I’m sorry but we do need to model out the supply side. If Navarro does not know this – he is not qualified to do the analysis.

6 comments:

reason said...

Why bother. It is from the Trump campaign => it is all lies. No further analysis is needed. What would be surprising is if he accidently said something true.

ProGrowthLiberal said...

Mark Thoma has posted two critiques of Navarro-Ross both attacking the terrible treatment of international economics - one ala Krugman (who is on a tear with that VAT claim) and one from the Peterson Institute.

rosserjb@jmu.edu said...

Of course there is basically no evidence that tax cuts stimulate all that much growth. Clinton raised taxes and the economy grew more rapidly, Bush cut them and it grew less rapidly. From 1940 to 1964 the top marginal federal income tax rate exceeded 90%, but we grew more rapidly than we have since 1986, when that rate dropped below 50% and has stayed there since. Yes, of course, a lot else going on, but bottom line is that tax rates do not have nearly the import that so many think or claim they do, especially delusional Lafferites.

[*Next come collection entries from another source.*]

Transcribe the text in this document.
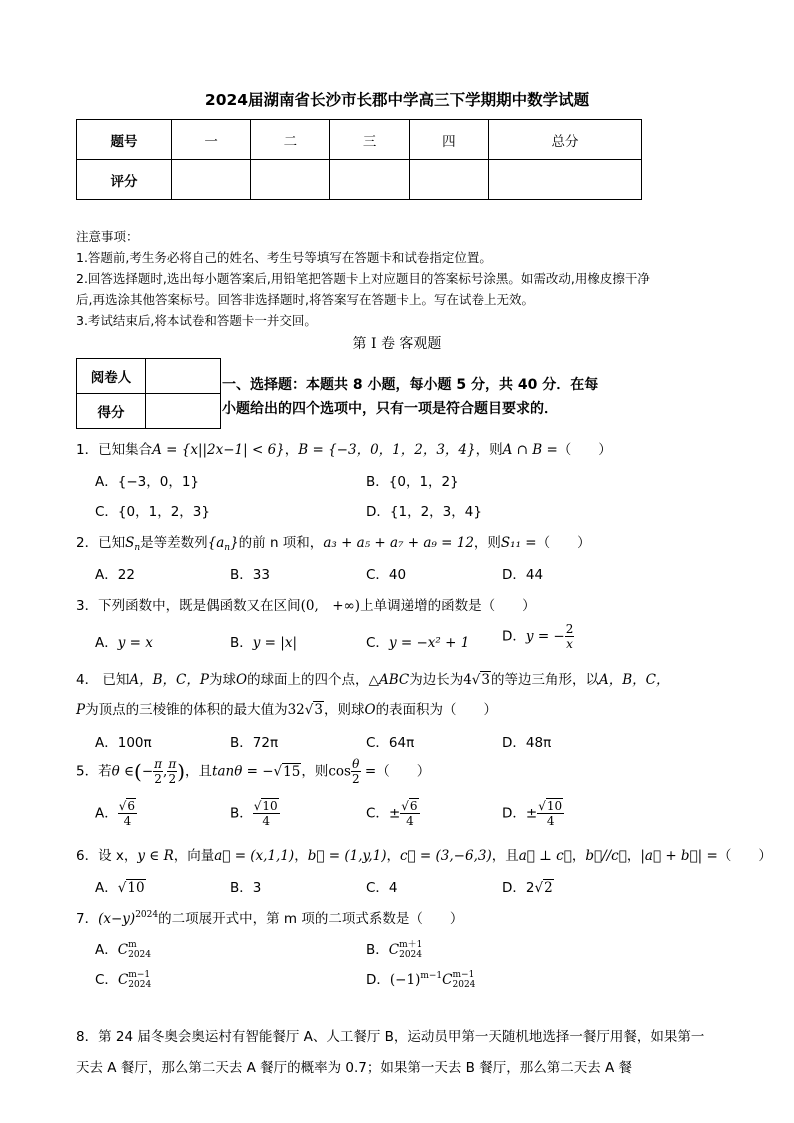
2024届湖南省长沙市长郡中学高三下学期期中数学试题
题号	一	二	三	四	总分
评分					

注意事项：

1.答题前,考生务必将自己的姓名、考生号等填写在答题卡和试卷指定位置。

2.回答选择题时,选出每小题答案后,用铅笔把答题卡上对应题目的答案标号涂黑。如需改动,用橡皮擦干净

后,再选涂其他答案标号。回答非选择题时,将答案写在答题卡上。写在试卷上无效。

3.考试结束后,将本试卷和答题卡一并交回。

第 I 卷 客观题
阅卷人	
得分	
一、选择题：本题共 8 小题，每小题 5 分，共 40 分．在每
小题给出的四个选项中，只有一项是符合题目要求的．
1．已知集合A = {x||2x−1| < 6}，B = {−3，0，1，2，3，4}，则A ∩ B =（　　）
A．{−3，0，1}	B．{0，1，2}
C．{0，1，2，3}	D．{1，2，3，4}
2．已知$S_n$是等差数列$\{a_n\}$的前 n 项和，a₃ + a₅ + a₇ + a₉ = 12，则S₁₁ =（　　）
A．22	B．33	C．40	D．44
3．下列函数中，既是偶函数又在区间(0,　+∞)上单调递增的函数是（　　）
A．y = x	B．y = |x|	C．y = −x² + 1 D．y = − $\frac{2}{x}$
4． 已知A，B，C，P为球O的球面上的四个点，△ABC为边长为4√3的等边三角形，以A，B，C，
P为顶点的三棱锥的体积的最大值为32√3，则球O的表面积为（　　）
A．100π	B．72π	C．64π	D．48π
5．若θ ∈(− $\frac{\pi}{2}$ , $\frac{\pi}{2}$ )，且tanθ = −√15，则$\cos \frac{\theta}{2}$ =（　　）
A． $\frac{√6}{4}$	B． $\frac{√10}{4}$	C．± $\frac{√6}{4}$	D．± $\frac{√10}{4}$
6．设 x，y ∈ R，向量a⃗ = (x,1,1)，b⃗ = (1,y,1)，c⃗ = (3,−6,3)，且a⃗ ⊥ c⃗，b⃗//c⃗，|a⃗ + b⃗| =（　　）
A．√10	B．3	C．4	D．2√2
7．$(x-y)^{2024}$的二项展开式中，第 m 项的二项式系数是（　　）
A．C m
2024	B．C m＋1
2024
C．C m−1
2024	D．$(-1)^{m-1}C$ m−1
2024
8．第 24 届冬奥会奥运村有智能餐厅 A、人工餐厅 B，运动员甲第一天随机地选择一餐厅用餐，如果第一天去 A 餐厅，那么第二天去 A 餐厅的概率为 0.7；如果第一天去 B 餐厅，那么第二天去 A 餐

Maybe they can raise the growth rate slightly by some well-targeted deregulation, but their targeting of that does not seem all that well done.

Energy policy, fossil fuels more destructive than non-fossil fuels. No big gains here, unless wants a lot of earthquakes in an super-fracked North Dakota.

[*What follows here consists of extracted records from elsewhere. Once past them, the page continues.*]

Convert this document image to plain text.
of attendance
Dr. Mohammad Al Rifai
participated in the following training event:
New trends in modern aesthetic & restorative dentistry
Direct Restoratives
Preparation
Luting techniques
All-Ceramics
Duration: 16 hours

Of course the real kicker is this net export bit. They do not say how they are going to get rid of that negative trade balance. Massive devaluation? How are they going go do that, move to fixed rates? Order the Fed to set the fed funds rate at negative 10%. Or maybe they plan to do it by massively cutting imports through tariffs and quotas. Indeed, Trump probably can impose a bunch of those without Congressional approval. But given that all that would involve violating a bunch of existing trade agreements, we should expect retaliation from major trading partners, with them putting on restrictions on our exports, as happened in the Great Depression after Smoot-Hawley went in, a full bore trade war. So any effort to really cut imports directly is almost certainly going to lead to a major cut in our exports, which may make it difficult to get rid of that trade deficit.

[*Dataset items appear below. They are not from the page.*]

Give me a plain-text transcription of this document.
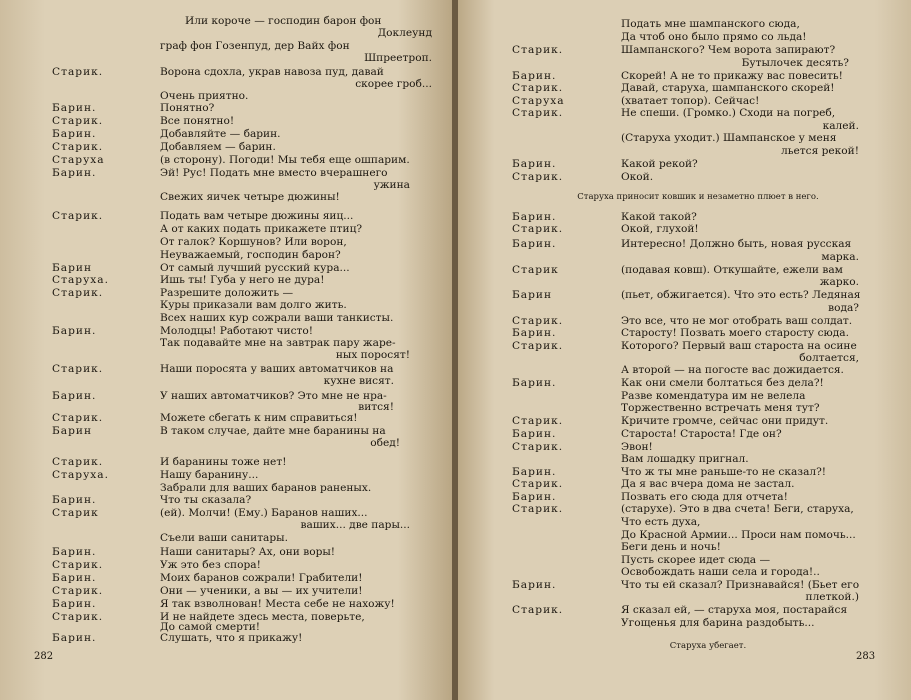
Старик.
Барин.
Старик.
Барин.
Старик.
Старуха
Барин.
Старик.
Барин
Старуха.
Старик.
Барин.
Старик.
Барин.
Старик.
Барин
Старик.
Старуха.
Барин.
Старик
Барин.
Старик.
Барин.
Старик.
Барин.
Старик.
Барин.
Или короче — господин барон фон
Доклеунд
граф фон Гозенпуд, дер Вайх фон
Шпреетроп.
Ворона сдохла, украв навоза пуд, давай
скорее гроб...
Очень приятно.
Понятно?
Все понятно!
Добавляйте — барин.
Добавляем — барин.
(в сторону). Погоди! Мы тебя еще ошпарим.
Эй! Рус! Подать мне вместо вчерашнего
ужина
Свежих яичек четыре дюжины!
Подать вам четыре дюжины яиц...
А от каких подать прикажете птиц?
От галок? Коршунов? Или ворон,
Неуважаемый, господин барон?
От самый лучший русский кура...
Ишь ты! Губа у него не дура!
Разрешите доложить —
Куры приказали вам долго жить.
Всех наших кур сожрали ваши танкисты.
Молодцы! Работают чисто!
Так подавайте мне на завтрак пару жаре-
ных поросят!
Наши поросята у ваших автоматчиков на
кухне висят.
У наших автоматчиков? Это мне не нра-
вится!
Можете сбегать к ним справиться!
В таком случае, дайте мне баранины на
обед!
И баранины тоже нет!
Нашу баранину...
Забрали для ваших баранов раненых.
Что ты сказала?
(ей). Молчи! (Ему.) Баранов наших...
ваших... две пары...
Съели ваши санитары.
Наши санитары? Ах, они воры!
Уж это без спора!
Моих баранов сожрали! Грабители!
Они — ученики, а вы — их учители!
Я так взволнован! Места себе не нахожу!
И не найдете здесь места, поверьте,
До самой смерти!
Слушать, что я прикажу!
282
Старик.
Барин.
Старик.
Старуха
Старик.
Барин.
Старик.
Барин.
Старик.
Барин.
Старик
Барин
Старик.
Барин.
Старик.
Барин.
Старик.
Барин.
Старик.
Барин.
Старик.
Барин.
Старик.
Барин.
Старик.
Подать мне шампанского сюда,
Да чтоб оно было прямо со льда!
Шампанского? Чем ворота запирают?
Бутылочек десять?
Скорей! А не то прикажу вас повесить!
Давай, старуха, шампанского скорей!
(хватает топор). Сейчас!
Не спеши. (Громко.) Сходи на погреб,
калей.
(Старуха уходит.) Шампанское у меня
льется рекой!
Какой рекой?
Окой.
Старуха приносит ковшик и незаметно плюет в него.
Какой такой?
Окой, глухой!
Интересно! Должно быть, новая русская
марка.
(подавая ковш). Откушайте, ежели вам
жарко.
(пьет, обжигается). Что это есть? Ледяная
вода?
Это все, что не мог отобрать ваш солдат.
Старосту! Позвать моего старосту сюда.
Которого? Первый ваш староста на осине
болтается,
А второй — на погосте вас дожидается.
Как они смели болтаться без дела?!
Разве комендатура им не велела
Торжественно встречать меня тут?
Кричите громче, сейчас они придут.
Староста! Староста! Где он?
Эвон!
Вам лошадку пригнал.
Что ж ты мне раньше-то не сказал?!
Да я вас вчера дома не застал.
Позвать его сюда для отчета!
(старухе). Это в два счета! Беги, старуха,
Что есть духа,
До Красной Армии... Проси нам помочь...
Беги день и ночь!
Пусть скорее идет сюда —
Освобождать наши села и города!..
Что ты ей сказал? Признавайся! (Бьет его
плеткой.)
Я сказал ей, — старуха моя, постарайся
Угощенья для барина раздобыть...
Старуха убегает.
283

Has Navarro thought that one through? Has anybody connected with the Trump campaign thought that one through, given that it is clearly the ultimate centerpiece of the economics side of his campaign?

Barkley Rosser

ProGrowthLiberal said...

Barkley - the real kicker is the net export thing. Lots of other economist bloggers are all over the poor analysis in this regard.

Procopius said...

Barkley - "Indeed, Trump probably can impose a bunch of those without Congressional approval." I don't think so. Haven't we been told these many years that we will be hammered by fines and sanctions from the WTO if we unilaterally impose tariffs? Which leads me to remember a vague fragmentary quote, "How many divisions does ... have?" We pay no attention to inconvenient laws when it suits us, amirite?

rosserjb@jmu.edu said...

Roger,

I said Trump could do it without Congressional approval. I fully agree that there might be a response from other nations, which is indeed why I think Navarro is pollyanna about their ability to actually lower the trade deficit. We can block imports, but they can block our exports, leading to trade war.